Medicalising the mouth: the professional oral care structure in postwar Japan
Medical history in Japan – by Rie Hogetsu
My work deals with the history of oral care in post-World War II Japan, focusing on the professional structure of oral care and the medicalisation of the mouth. In my dissertation, which discusses the history of modern Japanese hygiene, I describe how the school dentist system was established in early 20th-century public elementary schools in Japan. By 1898, in the middle of the Meiji era, the school doctor system had already been introduced. Generally, local governments designated private practitioners, who were physicians in most cases, as school doctors. More than 30 years later, the school dentist system was introduced, and the development of the system had an important part to play in the medicalisation of children’s mouths and teeth in prewar school hygiene.

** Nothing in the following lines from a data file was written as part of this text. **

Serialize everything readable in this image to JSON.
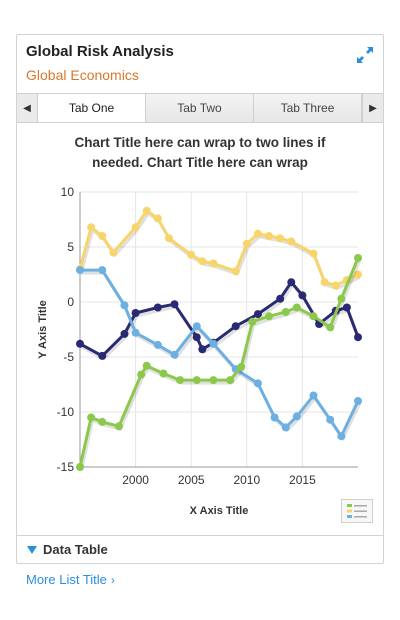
{
  "card": {
    "title": "Global Risk Analysis",
    "subtitle": "Global Economics",
    "expand_icon": "expand-icon"
  },
  "tabs": {
    "items": [
      {
        "label": "Tab One",
        "active": true
      },
      {
        "label": "Tab Two",
        "active": false
      },
      {
        "label": "Tab Three",
        "active": false
      }
    ],
    "prev_icon": "◀",
    "next_icon": "▶"
  },
  "chart_data": {
    "type": "line",
    "title_lines": [
      "Chart Title here can wrap to two lines if",
      "needed. Chart Title here can wrap"
    ],
    "xlabel": "X Axis Title",
    "ylabel": "Y Axis Title",
    "xlim": [
      1995,
      2020
    ],
    "ylim": [
      -15,
      10
    ],
    "x_ticks": [
      2000,
      2005,
      2010,
      2015
    ],
    "y_ticks": [
      10,
      5,
      0,
      -5,
      -10,
      -15
    ],
    "grid": true,
    "legend": "bottom-right",
    "colors": {
      "yellow": "#f7d56a",
      "navy": "#2a2a72",
      "blue": "#6cb0e2",
      "green": "#8cc84b"
    },
    "series": [
      {
        "color": "yellow",
        "x": [
          1995,
          1996,
          1997,
          1998,
          2000,
          2001,
          2002,
          2003,
          2005,
          2006,
          2007,
          2009,
          2010,
          2011,
          2012,
          2013,
          2014,
          2016,
          2017,
          2018,
          2019,
          2020
        ],
        "y": [
          3,
          6.8,
          6,
          4.5,
          6.8,
          8.3,
          7.6,
          5.8,
          4.3,
          3.7,
          3.5,
          2.8,
          5.3,
          6.2,
          6,
          5.8,
          5.5,
          4.4,
          1.8,
          1.5,
          2,
          2.5
        ]
      },
      {
        "color": "navy",
        "x": [
          1995,
          1997,
          1999,
          2000,
          2002,
          2003.5,
          2005.5,
          2006,
          2007,
          2009,
          2011,
          2013,
          2014,
          2015,
          2016.5,
          2018,
          2019,
          2020
        ],
        "y": [
          -3.8,
          -4.9,
          -2.9,
          -1,
          -0.5,
          -0.2,
          -3.2,
          -4.3,
          -3.7,
          -2.2,
          -1.1,
          0.3,
          1.8,
          0.6,
          -2,
          -0.8,
          -0.5,
          -3.2
        ]
      },
      {
        "color": "blue",
        "x": [
          1995,
          1997,
          1999,
          2000,
          2002,
          2003.5,
          2005.5,
          2007,
          2009,
          2011,
          2012.5,
          2013.5,
          2014.5,
          2016,
          2017.5,
          2018.5,
          2020
        ],
        "y": [
          2.9,
          2.9,
          -0.3,
          -2.8,
          -3.9,
          -4.8,
          -2.2,
          -3.8,
          -6.1,
          -7.4,
          -10.5,
          -11.4,
          -10.4,
          -8.5,
          -10.7,
          -12.2,
          -9
        ]
      },
      {
        "color": "green",
        "x": [
          1995,
          1996,
          1997,
          1998.5,
          2000.5,
          2001,
          2002.5,
          2004,
          2005.5,
          2007,
          2008.5,
          2009.5,
          2010.5,
          2012,
          2013.5,
          2014.5,
          2016,
          2017.5,
          2018.5,
          2020
        ],
        "y": [
          -15,
          -10.5,
          -10.9,
          -11.3,
          -6.6,
          -5.8,
          -6.5,
          -7.1,
          -7.1,
          -7.1,
          -7.1,
          -5.9,
          -1.8,
          -1.3,
          -0.9,
          -0.5,
          -1.3,
          -2.3,
          0.3,
          4
        ]
      }
    ]
  },
  "data_table": {
    "label": "Data Table"
  },
  "more_link": {
    "label": "More List Title",
    "chevron": "›"
  }
}
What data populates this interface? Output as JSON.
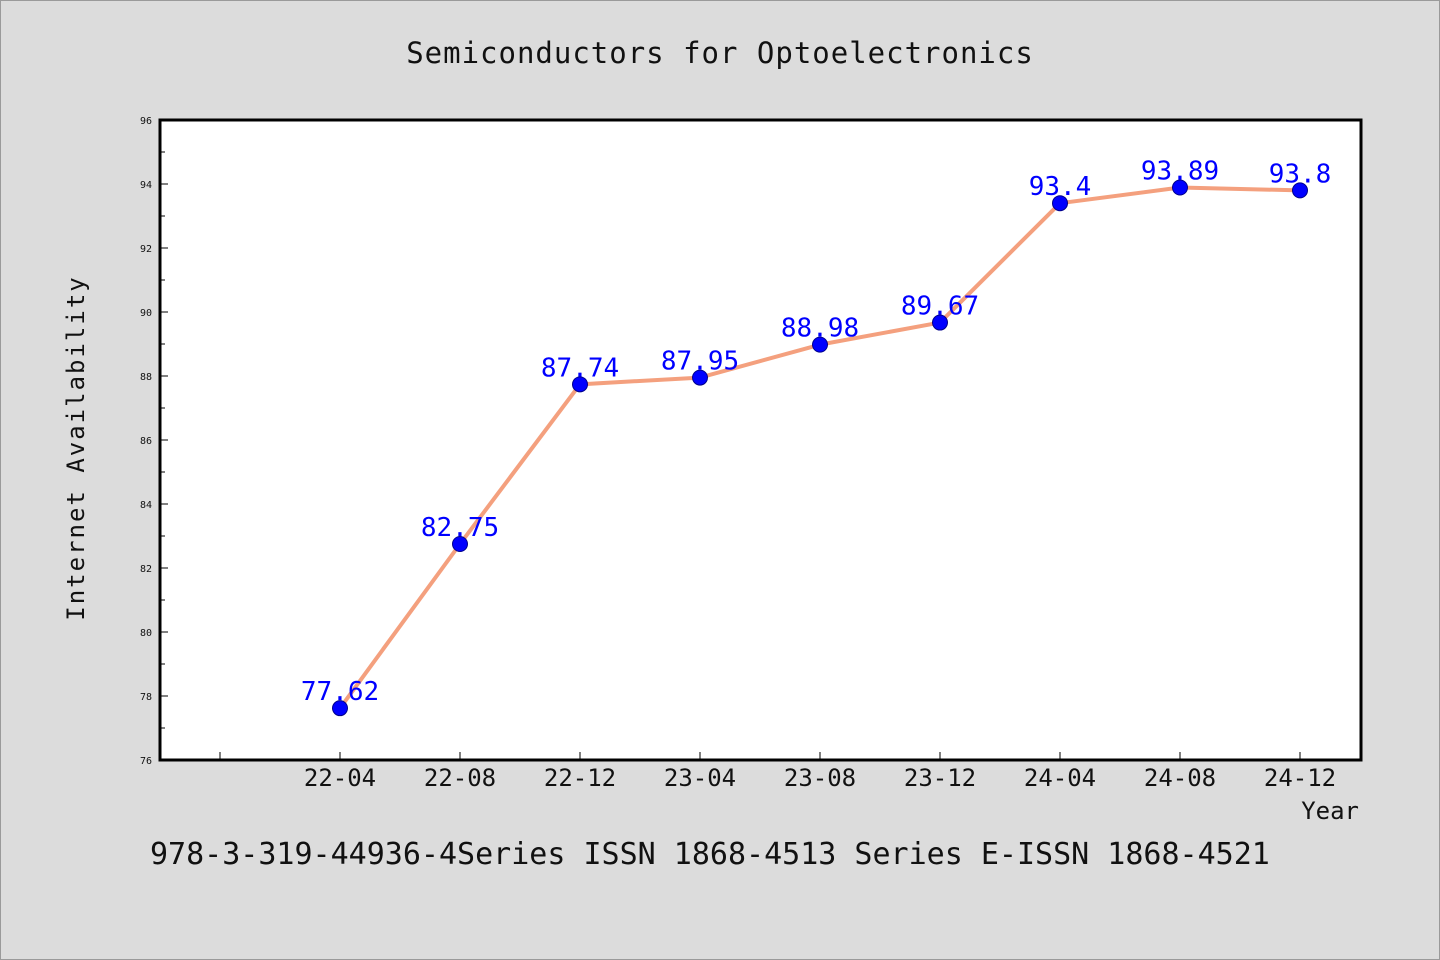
{
  "chart_data": {
    "type": "line",
    "title": "Semiconductors for Optoelectronics",
    "xlabel": "Year",
    "ylabel": "Internet Availability",
    "categories": [
      "22-04",
      "22-08",
      "22-12",
      "23-04",
      "23-08",
      "23-12",
      "24-04",
      "24-08",
      "24-12"
    ],
    "series": [
      {
        "values": [
          77.62,
          82.75,
          87.74,
          87.95,
          88.98,
          89.67,
          93.4,
          93.89,
          93.8
        ],
        "data_labels": [
          "77.62",
          "82.75",
          "87.74",
          "87.95",
          "88.98",
          "89.67",
          "93.4",
          "93.89",
          "93.8"
        ],
        "line_color": "#f4a07e",
        "marker_color": "#0000ff"
      }
    ],
    "ylim": [
      76,
      96
    ],
    "yticks": [
      76,
      78,
      80,
      82,
      84,
      86,
      88,
      90,
      92,
      94,
      96
    ],
    "grid": false,
    "legend": "none"
  },
  "footer": "978-3-319-44936-4Series ISSN 1868-4513 Series E-ISSN 1868-4521",
  "colors": {
    "background": "#dcdcdc",
    "plot_background": "#ffffff",
    "line": "#f4a07e",
    "marker": "#0000ff",
    "data_label": "#0000ff"
  }
}
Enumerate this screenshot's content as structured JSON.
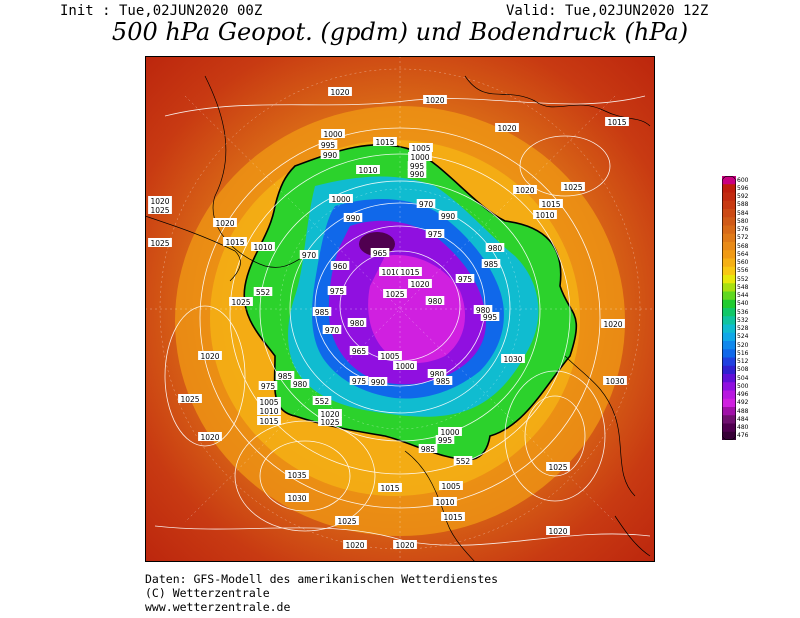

In the early 20th century, it was uncommon for ordinary people, especially those living in rural areas, to spend time looking after their oral hygiene; hence, children’s mouths and teeth were not given attention in the home. Under the school dental system, however, children were regularly taught how to brush their teeth, and they routinely underwent dental checkups and treatment, all of which was noted on their medical record. This medicalisation was primarily the result of the claims and lobbying activities of dental associations, which were financially supported by toothpaste companies. In addition, fostering daily healthcare habits through physical practices – like brushing one’s own teeth – was set as the primary educational objective in a school hygiene curriculum, facilitating the development of school oral care institutions in the 1930s.
It was after World War II, however, that medicalisation of the whole nation’s mouths and teeth became a national healthcare project in Japan. The occupation authorities at the General Headquarters (GHQ) initiated a reform of public healthcare systems and, as part of this move, para-dental professionals (such as dental hygienists) were created as a stopgap measure to promote oral health. In reality, the number of people at the time who could afford to take care of their mouth and teeth was very small, and most people usually ignored a decayed tooth until it was causing them intense pain. The enforcement of the National Health Insurance System in 1961 gradually increased the number of patients in dental clinics. What differed from dental practices of the prewar period was that the scope of dental care was expanded from schoolchildren to the elderly. Moreover, other adults (including pregnant women and middle-aged people) were to become the targets of oral healthcare.
In a similar way, we see that the number of healthcare workers has proliferated in the 20th century, and our mouths have been increasingly looked after by various healthcare workers belonging to many specialities, not only dentists. This tendency seems to have arisen because, in recent years, medical researchers have frequently pointed out the correlation between the condition of the mouth and the overall state of health of middle-aged and elderly people. For example, some research results show that treatment for periodontal disease can considerably lower the blood- sugar level of diabetics. In addition, keeping the mouth and teeth clean is particularly important for bedridden elderly people and may help to prevent pneumonia. Improving oral cavity function for people requiring long- term care becomes a main objective at nursing homes. Thus, the mouth has become an arena of intervention for various healthcare workers; it is not limited to medical professionals such as doctors, dentists and dental hygienists. Nursing care workers, such as certified care workers and speech– language–hearing therapists, are also becoming oral healthcare providers.
The question of who should be the caregiver and who should be the target of oral care strongly affects the medicalisation of the mouths of Japanese people. In order to clarify the impact medical professionals and healthcare workers have had on recipients’ bodies through healthcare, we need to consider not only the traditional doctor–patient relationship but also the relationships between healthcare providers. The division of labour among healthcare professionals and workers regulating the contents and range of professional work, as well as unofficial customs or rules at workplaces, have a great influence on the medicalisation of patients’ mouths. Hence, I am now conducting research to determine how the professional structure of oral hygiene has affected the medicalisation of mouths in postwar Japan. As Andrew Abbott (1988) and Tracey L Adams (2004) show, it is the perpetual interprofessional conflicts over jurisdictional boundaries that determine the real history of professions. My research will add a new perspective to existing professional literatures by elucidating how the professional structure has been shaping the medicalisation of the mouths of the Japanese people. Furthermore, I believe that research on inter- and intra-professional conflict for jurisdiction over the mouth among healthcare professionals will shed new light on discussions of medicalisation in the history of medicine in Japan.
Rie Hogetsu is Adjunct Lecturer in sociology at Ochanomizu University, Japan, and the author of Kindai Nihon ni okeru eisei no tenkai to juyō (‘Concepts of Hygiene in Modern Japan: Evolution and reception’), 2010. This work is supported by JSPS KAKENHI 22730384.